Eran muy amables y nos hicieron reír un buen rato. En eso suena el timbre y uno de ellos dice: “que aburrido tener que ir a clases otra vez ¿Qué tal si nos quedamos un rato más aquí afuera? Entonces una de mis amigas le dice: ¿estás loco? Después del timbre vienen los profes a vigilar que nadie se quede fuera de los salones.

Los conserjes acostumbraban a realizar un paseo de rutina cada vez que sonaba el timbre y al que descubrieran fuera del salón en horas de clases lo llevaban a la dirección y le levantaban un acta. Pero ellos tenían sus trucos y uno de ellos dice: “solo nos vamos a meter en problemas si por algún motivo nos llegan a ver fuera, podemos escondernos”.

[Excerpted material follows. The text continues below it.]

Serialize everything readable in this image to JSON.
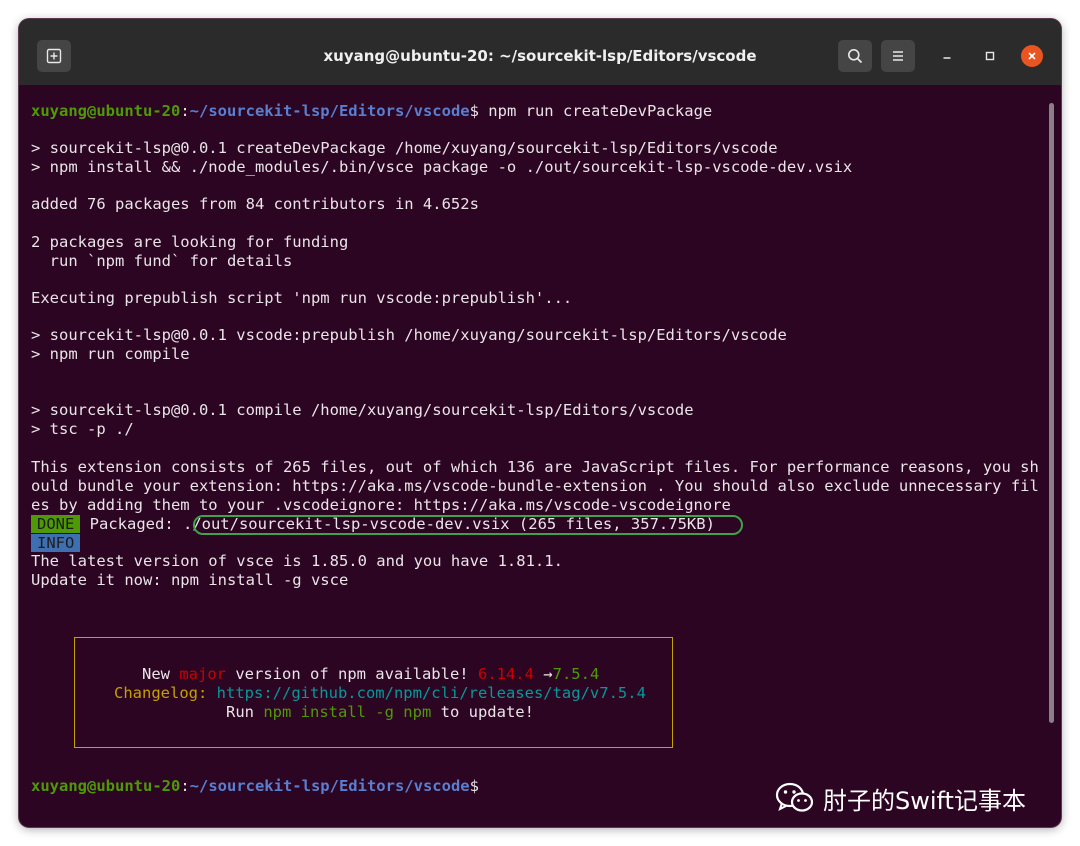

A mis amigas les asustaba la idea, pero estoy segura que todas también teníamos esa sensación de querer hacer algo prohibido. Entonces aceptamos escondernos detrás de los salones de primaria donde había un callejón en el que nadie entraba, ni siquiera los conserjes.putas en madrid

Fue en ese momento cuando los chicos se transformaron y pasaron de ser amables a picantes.

Uno de los chicos dice: “¿qué tal si comenzamos a jugar un poco?” y una de mis amigas dice: “¿jugar a qué?”. Los chicos nos dijeron que les parecíamos muy bellas y que les excitábamos mucho, diciendo que su polla se ponía dura con solo vernos.

Dos de mis amigas dijeron que les gustaría ver como de dura se les ponía la polla y ellos la enseñaron sin prejuicios.

Entonces vi lo que nunca pensé que vería, a dos chicas haciéndoles sexo oral a tres chicos solo para experimentar. De todas las que estábamos ahí, solo yo he terminado siendo una escort en Madrid y las otras dos que comieron polla ese día ahora son profesionales, así que a ver quién es la puta ahora.

Sé el primero en comentar

Dejar una contestacion

Tu dirección de correo electrónico no será publicada.